Из хороших к дако можно добавить:
http://www.farposst.ru/phpBB2/viewto...ighlight=f+a18
http://www.farposst.ru/phpBB2/viewto...&highlight=f18

----------


## MAX

Спасибо!
Блин! Только просветите, меня тупого, как там скачивать? Чего-то жму, жму, а ничего не грузится. Куда там надо кликать?

----------


## Петр Берестовой

Заходите по ссылке, что привел Володя. Там есть ссылка на файлообменник, рапидшару. Копируете и вставляете в браузер. Загружается страничка, там 2 кнопочки, премиум аккаунт и фри аккаунт. Вым в фри. Жмете Slow Download, идет обратный отсчет и после обнуления или предложит скачку, или даст доступ к ссылке на скачку.

----------


## MAX

Потихоньку продолжаю "фаршировать" Хорнет смолой. Установил ниши основных стоек шасси и приклеил боковые панели. Теперь начнется самое интересное. Надо делать каналы ВЗ. Но это уже отработано. Опыт есть. :Wink:

----------


## An-Z

> ....Надо делать каналы ВЗ. Но это уже отработано. Опыт есть.


 :Smile:  Надеюсь поделитесь, интересно многим наверняка..

----------


## MAX

> Надеюсь поделитесь, интересно многим наверняка..


Чего там сложного. На предыдущем Хорнете уже делал. Пластилиновые каналы ВЗ заливаются смолой. Потом выскребается пластилин и шкурится  - подтачивается. 
На этом, как начну делать - все обязательно покажу.

----------


## MAX

Теперь по поводу варианта окраски хочу посоветоваться.
Есть две деки от Аэромастера (плюс аэромастеровская техничка), родная дека и от Аутентика. Я склоняюсь к двум вариантам - "Голден Драген". Или серый или с черной спиной. Подсобите хорошими фотками этих бортов. Конечно, желательно, побольше фоток с разных сторон. А то я в поиске совсем что-то не шарю. :Confused:

----------


## An-Z

> ....Пластилиновые каналы ВЗ заливаются смолой. Потом выскребается пластилин и шкурится  - подтачивается. 
> На этом, как начну делать - все обязательно покажу.

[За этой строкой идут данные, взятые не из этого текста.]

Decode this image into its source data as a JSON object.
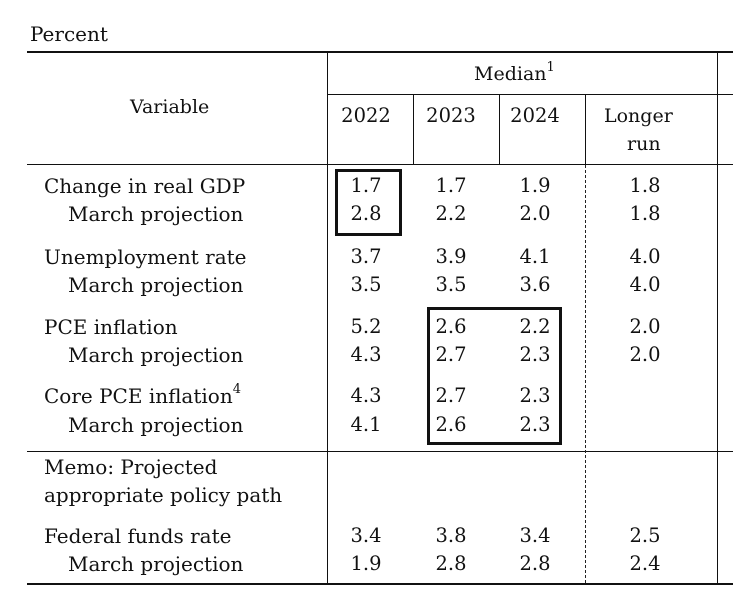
{
  "unit_label": "Percent",
  "header": {
    "variable": "Variable",
    "median": "Median",
    "median_note": "1",
    "years": [
      "2022",
      "2023",
      "2024"
    ],
    "longer_run_line1": "Longer",
    "longer_run_line2": "run"
  },
  "rows": {
    "gdp": {
      "label": "Change in real GDP",
      "values": [
        "1.7",
        "1.7",
        "1.9",
        "1.8"
      ]
    },
    "gdp_march": {
      "label": "March projection",
      "values": [
        "2.8",
        "2.2",
        "2.0",
        "1.8"
      ]
    },
    "unemp": {
      "label": "Unemployment rate",
      "values": [
        "3.7",
        "3.9",
        "4.1",
        "4.0"
      ]
    },
    "unemp_march": {
      "label": "March projection",
      "values": [
        "3.5",
        "3.5",
        "3.6",
        "4.0"
      ]
    },
    "pce": {
      "label": "PCE inflation",
      "values": [
        "5.2",
        "2.6",
        "2.2",
        "2.0"
      ]
    },
    "pce_march": {
      "label": "March projection",
      "values": [
        "4.3",
        "2.7",
        "2.3",
        "2.0"
      ]
    },
    "core": {
      "label": "Core PCE inflation",
      "note": "4",
      "values": [
        "4.3",
        "2.7",
        "2.3"
      ]
    },
    "core_march": {
      "label": "March projection",
      "values": [
        "4.1",
        "2.6",
        "2.3"
      ]
    },
    "memo_line1": "Memo: Projected",
    "memo_line2": "appropriate policy path",
    "ffr": {
      "label": "Federal funds rate",
      "values": [
        "3.4",
        "3.8",
        "3.4",
        "2.5"
      ]
    },
    "ffr_march": {
      "label": "March projection",
      "values": [
        "1.9",
        "2.8",
        "2.8",
        "2.4"
      ]
    }
  }
}
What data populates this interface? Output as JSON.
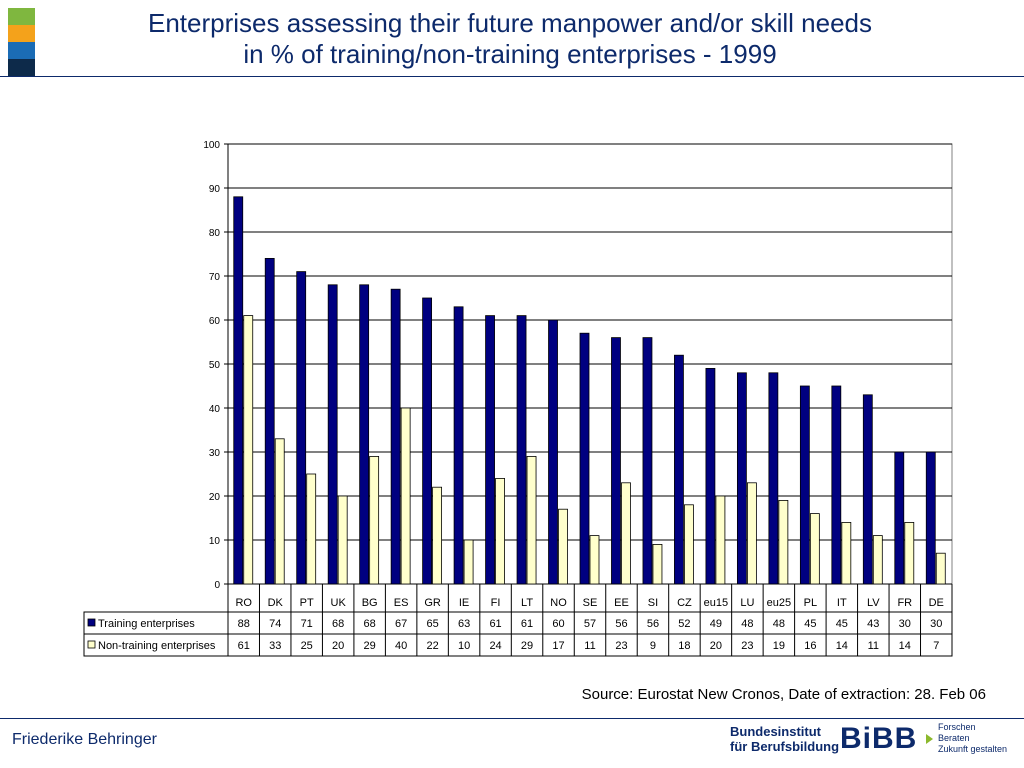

Интересно будет взглянуть..

----------


## Юрий Тепсуркаев

Максим, тебе нужно для начала определиться с бортом. У "Хорнетов" в зависимости от серийного номера есть нюансы в матчасти.

----------


## MAX

Это понятно. Поэтому и прошу фоток подкинуть на Голден Дрэгон. На аирлайнсе, к удивлению, совсем мало фоток этой эскадрильи.  Отличия в антеннах и пр. мелочах. В воздухозаборниках отличий нет, я думаю. :Wink:  Ну и конечно, надеюсь на коллективную помощь в определении этих самых нюансов.

----------


## MAX

Первый этап постройки каналов ВЗ. 
Вклеил детали входных устройств ВЗ, с предварительно отрезанными задниками. И приклеил шпангоут на уровне входного сечения двигателей. По схеме сечений из Мануала, это как раз на задней стенке ниш основных стоек. В шпангоуте отверсия под будующую первую ступень двигателей.
Теперь, через полученные отверстия надо проложить "колбаску" пластилина. Тут главное, чтобы обе "колбаски" были симметричные и ровные.

----------


## An-Z

> Первый этап постройки каналов ВЗ ..... Тут главное, чтобы обе "колбаски" были симметричные и ровные.


Вот, вот! И как этого добиться?

----------


## MAX

> Вот, вот! И как этого добиться?


Годами упорных тренировок. :Biggrin: 
А если серьезно, то мне тут еще один способ подсказали. Нужно использовать кембрик или что-то подобное. В общем, попробую.

----------


## Юрий Тепсуркаев

> Ну и конечно, надеюсь на коллективную помощь в определении этих самых нюансов.


Вот тут все есть:
http://www.zone-five.net/showpost.ph...28&postcount=1

----------


## Юрий Тепсуркаев

И чуток фоток:
http://www.navy.mil/management/photo...-9849W-003.jpg
http://www.navy.mil/management/photo...-1810F-011.jpg
http://www.navy.mil/management/photo...-1810F-006.jpg
http://www.navy.mil/management/photo...-0120R-002.jpg
http://www.navy.mil/management/photo...-3488C-036.jpg
http://www.navy.mil/management/photo...-8591H-115.jpg
http://www.navy.mil/management/photo...-4321F-162.jpg
http://www.navy.mil/management/photo...-3488C-026.jpg
http://www.navy.mil/management/photo...-6106R-034.jpg
http://www.navy.mil/management/photo...-8604L-373.jpg

И вот в эту галерею непременно загляни:
http://www.midwaysailor.com/cvw5/vfa192.html

----------


## An-Z

> Годами упорных тренировок.
> А если серьезно, то мне тут еще один способ подсказали. Нужно использовать кембрик или что-то подобное. В общем, попробую.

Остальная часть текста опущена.